Completan el recorrido las piezas de los españoles Jorge Perianes y Cristina Lucas, y de la ecuatoriana Marangoni, las cuales contribuyeron, con distintos grados de extrañamiento y encanto, a redondear el evento.
Quito quedó convertido por el espacio de un mes en una suerte de museo al aire libre, donde, como refiere el curador, se “tomó el desafío de comunicarse con un público popular sin menoscabo de su interés y sofisticación artísticos”; muy distinto esto a otras iniciativas de arte público donde el paseante encara obras con las cuales le es difícil comulgar conceptual y estéticamente.
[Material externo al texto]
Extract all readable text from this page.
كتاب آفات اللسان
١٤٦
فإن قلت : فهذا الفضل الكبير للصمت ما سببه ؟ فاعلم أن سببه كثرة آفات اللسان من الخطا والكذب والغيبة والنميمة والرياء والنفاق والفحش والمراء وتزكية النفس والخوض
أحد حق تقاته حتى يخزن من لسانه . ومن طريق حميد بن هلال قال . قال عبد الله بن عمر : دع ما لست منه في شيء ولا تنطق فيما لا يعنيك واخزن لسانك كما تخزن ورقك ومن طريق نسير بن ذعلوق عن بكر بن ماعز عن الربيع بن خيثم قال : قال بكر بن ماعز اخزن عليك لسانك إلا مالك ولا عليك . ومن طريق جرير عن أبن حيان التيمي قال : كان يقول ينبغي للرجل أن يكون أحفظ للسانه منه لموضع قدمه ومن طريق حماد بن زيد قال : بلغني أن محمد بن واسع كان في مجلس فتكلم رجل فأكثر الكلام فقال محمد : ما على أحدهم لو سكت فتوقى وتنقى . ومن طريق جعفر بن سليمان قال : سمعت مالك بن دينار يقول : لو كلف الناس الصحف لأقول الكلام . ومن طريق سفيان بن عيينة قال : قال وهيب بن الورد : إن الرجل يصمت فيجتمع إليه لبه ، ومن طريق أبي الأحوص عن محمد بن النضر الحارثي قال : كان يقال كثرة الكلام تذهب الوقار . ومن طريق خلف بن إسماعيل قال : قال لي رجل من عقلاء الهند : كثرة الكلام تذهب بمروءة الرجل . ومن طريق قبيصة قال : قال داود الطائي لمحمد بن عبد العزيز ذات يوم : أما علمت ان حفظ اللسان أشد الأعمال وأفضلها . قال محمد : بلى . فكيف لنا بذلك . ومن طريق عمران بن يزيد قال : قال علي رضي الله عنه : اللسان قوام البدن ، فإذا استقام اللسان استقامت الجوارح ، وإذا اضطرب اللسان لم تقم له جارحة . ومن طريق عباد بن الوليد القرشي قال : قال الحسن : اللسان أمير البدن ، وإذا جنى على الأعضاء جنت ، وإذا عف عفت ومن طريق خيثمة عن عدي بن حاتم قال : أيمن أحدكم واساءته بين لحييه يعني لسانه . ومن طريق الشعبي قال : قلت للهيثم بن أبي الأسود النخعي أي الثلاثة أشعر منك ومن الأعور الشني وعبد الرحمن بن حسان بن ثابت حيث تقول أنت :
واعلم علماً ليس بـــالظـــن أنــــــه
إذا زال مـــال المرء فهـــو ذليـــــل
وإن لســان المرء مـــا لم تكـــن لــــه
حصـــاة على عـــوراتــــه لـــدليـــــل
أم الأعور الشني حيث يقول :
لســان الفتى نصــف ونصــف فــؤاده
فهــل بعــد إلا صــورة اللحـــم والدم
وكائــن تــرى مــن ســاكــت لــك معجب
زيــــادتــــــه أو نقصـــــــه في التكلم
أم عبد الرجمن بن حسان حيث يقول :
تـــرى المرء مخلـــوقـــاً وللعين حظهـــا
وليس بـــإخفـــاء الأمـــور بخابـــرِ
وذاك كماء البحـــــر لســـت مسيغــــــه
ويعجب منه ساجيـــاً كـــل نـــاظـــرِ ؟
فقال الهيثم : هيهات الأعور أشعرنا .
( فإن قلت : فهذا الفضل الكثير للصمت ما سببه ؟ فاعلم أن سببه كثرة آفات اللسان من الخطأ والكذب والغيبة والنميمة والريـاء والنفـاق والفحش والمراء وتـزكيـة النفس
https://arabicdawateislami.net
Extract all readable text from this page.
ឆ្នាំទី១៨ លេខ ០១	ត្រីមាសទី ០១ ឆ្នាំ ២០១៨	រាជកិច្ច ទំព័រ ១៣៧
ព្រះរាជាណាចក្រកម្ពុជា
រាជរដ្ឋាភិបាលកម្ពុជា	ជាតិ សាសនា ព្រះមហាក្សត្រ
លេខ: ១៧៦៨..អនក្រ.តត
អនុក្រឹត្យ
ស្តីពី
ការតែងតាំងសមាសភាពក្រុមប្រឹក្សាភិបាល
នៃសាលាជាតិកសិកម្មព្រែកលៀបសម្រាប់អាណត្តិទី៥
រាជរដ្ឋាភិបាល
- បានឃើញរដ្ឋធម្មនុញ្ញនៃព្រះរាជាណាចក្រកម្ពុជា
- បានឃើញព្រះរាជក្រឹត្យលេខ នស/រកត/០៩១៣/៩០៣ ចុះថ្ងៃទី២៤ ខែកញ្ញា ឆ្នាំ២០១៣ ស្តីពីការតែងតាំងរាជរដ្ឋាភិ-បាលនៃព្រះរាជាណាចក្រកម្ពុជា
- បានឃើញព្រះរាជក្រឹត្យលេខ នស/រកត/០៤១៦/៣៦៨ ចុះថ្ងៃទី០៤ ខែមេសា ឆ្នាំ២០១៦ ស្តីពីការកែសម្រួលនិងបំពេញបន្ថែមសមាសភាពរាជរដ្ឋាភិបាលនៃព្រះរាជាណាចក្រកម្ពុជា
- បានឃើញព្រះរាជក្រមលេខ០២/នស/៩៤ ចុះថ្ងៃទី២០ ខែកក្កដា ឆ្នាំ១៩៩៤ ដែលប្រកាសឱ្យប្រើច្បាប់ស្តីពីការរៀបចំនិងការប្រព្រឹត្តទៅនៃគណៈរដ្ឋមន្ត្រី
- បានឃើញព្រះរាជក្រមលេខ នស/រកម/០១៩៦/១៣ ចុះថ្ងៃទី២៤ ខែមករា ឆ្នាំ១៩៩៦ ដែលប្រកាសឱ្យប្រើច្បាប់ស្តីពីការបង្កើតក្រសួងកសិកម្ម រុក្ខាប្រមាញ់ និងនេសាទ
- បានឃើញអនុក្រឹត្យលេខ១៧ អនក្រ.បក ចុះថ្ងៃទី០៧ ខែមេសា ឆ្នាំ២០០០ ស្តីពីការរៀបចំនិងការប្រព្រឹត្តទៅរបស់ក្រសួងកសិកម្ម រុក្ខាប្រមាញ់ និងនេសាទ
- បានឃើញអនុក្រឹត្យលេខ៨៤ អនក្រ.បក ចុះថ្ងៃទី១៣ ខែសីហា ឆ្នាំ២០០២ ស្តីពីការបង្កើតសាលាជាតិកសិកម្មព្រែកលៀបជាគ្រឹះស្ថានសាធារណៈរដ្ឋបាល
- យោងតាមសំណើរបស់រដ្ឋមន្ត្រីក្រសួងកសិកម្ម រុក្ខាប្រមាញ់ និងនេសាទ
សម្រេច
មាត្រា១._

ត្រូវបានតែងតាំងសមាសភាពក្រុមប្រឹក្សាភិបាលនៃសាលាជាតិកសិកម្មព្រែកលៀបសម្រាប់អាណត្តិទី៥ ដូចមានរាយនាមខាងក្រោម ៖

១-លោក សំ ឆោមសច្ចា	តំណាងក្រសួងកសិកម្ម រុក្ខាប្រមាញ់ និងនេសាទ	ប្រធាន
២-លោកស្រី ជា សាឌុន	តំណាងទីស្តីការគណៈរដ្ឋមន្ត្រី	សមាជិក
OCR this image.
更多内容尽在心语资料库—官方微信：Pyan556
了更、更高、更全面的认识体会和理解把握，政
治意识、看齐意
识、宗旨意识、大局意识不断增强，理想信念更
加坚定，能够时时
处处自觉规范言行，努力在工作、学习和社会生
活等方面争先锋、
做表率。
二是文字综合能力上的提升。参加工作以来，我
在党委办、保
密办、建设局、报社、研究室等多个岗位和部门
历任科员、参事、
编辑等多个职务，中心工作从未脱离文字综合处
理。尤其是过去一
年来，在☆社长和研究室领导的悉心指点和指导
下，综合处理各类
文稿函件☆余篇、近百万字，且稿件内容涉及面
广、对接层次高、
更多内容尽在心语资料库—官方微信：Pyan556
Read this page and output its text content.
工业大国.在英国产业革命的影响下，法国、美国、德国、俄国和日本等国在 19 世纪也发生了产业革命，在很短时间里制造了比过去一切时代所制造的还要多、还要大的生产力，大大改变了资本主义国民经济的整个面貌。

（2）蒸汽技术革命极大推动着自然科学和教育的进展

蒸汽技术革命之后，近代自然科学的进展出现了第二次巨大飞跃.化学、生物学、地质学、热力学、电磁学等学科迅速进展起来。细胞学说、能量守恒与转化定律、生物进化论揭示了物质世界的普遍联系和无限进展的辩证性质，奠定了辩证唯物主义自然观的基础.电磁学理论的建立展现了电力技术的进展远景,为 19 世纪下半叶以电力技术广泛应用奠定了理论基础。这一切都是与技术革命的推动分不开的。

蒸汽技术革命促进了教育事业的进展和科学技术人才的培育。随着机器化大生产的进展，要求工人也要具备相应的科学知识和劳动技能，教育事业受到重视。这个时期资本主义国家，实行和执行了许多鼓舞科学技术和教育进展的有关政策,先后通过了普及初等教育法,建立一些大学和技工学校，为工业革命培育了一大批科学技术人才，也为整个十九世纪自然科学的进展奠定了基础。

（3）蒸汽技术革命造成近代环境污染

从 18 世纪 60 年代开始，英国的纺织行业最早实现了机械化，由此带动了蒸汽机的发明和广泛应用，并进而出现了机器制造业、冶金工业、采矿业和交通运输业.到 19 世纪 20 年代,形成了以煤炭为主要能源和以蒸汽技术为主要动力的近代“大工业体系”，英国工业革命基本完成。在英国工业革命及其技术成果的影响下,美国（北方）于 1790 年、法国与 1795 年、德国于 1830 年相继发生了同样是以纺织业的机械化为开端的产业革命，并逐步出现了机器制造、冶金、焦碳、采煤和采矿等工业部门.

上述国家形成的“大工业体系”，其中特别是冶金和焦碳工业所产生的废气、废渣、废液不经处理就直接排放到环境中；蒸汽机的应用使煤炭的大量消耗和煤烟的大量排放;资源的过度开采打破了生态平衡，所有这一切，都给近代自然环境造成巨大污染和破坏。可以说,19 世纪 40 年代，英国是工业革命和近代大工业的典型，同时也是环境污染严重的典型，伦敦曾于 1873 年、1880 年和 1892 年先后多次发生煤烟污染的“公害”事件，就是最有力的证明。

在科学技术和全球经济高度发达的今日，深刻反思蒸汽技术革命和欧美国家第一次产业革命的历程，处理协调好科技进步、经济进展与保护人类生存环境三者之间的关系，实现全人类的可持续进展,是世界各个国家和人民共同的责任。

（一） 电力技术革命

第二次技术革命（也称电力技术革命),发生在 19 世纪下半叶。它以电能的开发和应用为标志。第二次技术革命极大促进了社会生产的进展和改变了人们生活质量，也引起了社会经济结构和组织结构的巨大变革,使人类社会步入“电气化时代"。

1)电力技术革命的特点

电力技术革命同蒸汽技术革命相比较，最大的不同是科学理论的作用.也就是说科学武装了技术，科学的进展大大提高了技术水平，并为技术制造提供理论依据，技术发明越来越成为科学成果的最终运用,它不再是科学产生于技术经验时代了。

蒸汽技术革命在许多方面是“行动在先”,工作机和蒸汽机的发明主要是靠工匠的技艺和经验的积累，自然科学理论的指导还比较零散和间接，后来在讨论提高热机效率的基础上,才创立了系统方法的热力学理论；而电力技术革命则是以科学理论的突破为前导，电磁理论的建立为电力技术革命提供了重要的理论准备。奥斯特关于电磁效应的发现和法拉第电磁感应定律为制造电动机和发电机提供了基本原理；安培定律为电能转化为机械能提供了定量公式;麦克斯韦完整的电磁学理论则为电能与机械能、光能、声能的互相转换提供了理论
Esta consideración por los destinatarios finales de la experiencia es motivo de una lógica cavilación de Mosquera, quien mete el dedo en la llaga respecto a los desvaríos muchas veces presentes en el sistema institucional del arte: “Todo proyecto de arte en la esfera pública debe explorar sus posibilidades de comunicación más allá de la élite de entendidos, pues no ha sido puesto allí para la incomprensión y el silencio. Esto, que parece obvio, es ignorado con frecuencia, y las obras parecen salir a la calle, a la comunidad, a la vida, al ‘mundo real’ sólo para la foto o el video que las documentará en museos, galerías, revistas o libros, no para una verdadera acción en la esfera pública. Su destino final suele ser centrípeto: el mundo del arte. Así, muchas discusiones actuales sobre el arte público y el arte político (Nicolas Bourriaud, Jacques Rancière, Claire Bishop, Mieke Bal…) ignoran olímpicamente la brecha comunicacional que lo circunscribe a una élite muy reducida.” Hal Foster increpaba años atrás con similar ojo crítico la manera como Bourriaud enfocaba el arte, cuestionando la real capacidad de “reactivación de un ensamblaje de unidades” que dicho autor pretende de quien observa, preguntándose “¿cuándo se convierte aquella ‘reactivación’ en un peso demasiado grande en el espectador, en un test demasiado ambiguo?...existe un riesgo de ilegibilidad aquí, que puede reintroducir al artista como la figura principal y como el exégeta primordial del trabajo. Hay momentos en que ‘la muerte del autor’ no ha significado ‘el nacimiento del lector’, como especuló Roland Barthes, sino más bien el desconcierto del espectador.” (Chat Rooms, 2004)
Mientras seguimos ensayando con la mira puesta en la utopía de un arte de verdadera acción colectiva, y explorando la dimensión social de la participación, nos toca poner la plataforma de ACYPQ en la balanza: su pródiga capacidad para crear situaciones, estimular sensaciones y movilizar afectos, habiendo esquivado la demagogia muchas veces presente en eventos de proyección masiva y para receptores no especializados, se inclina decididamente hacia el peso del acierto.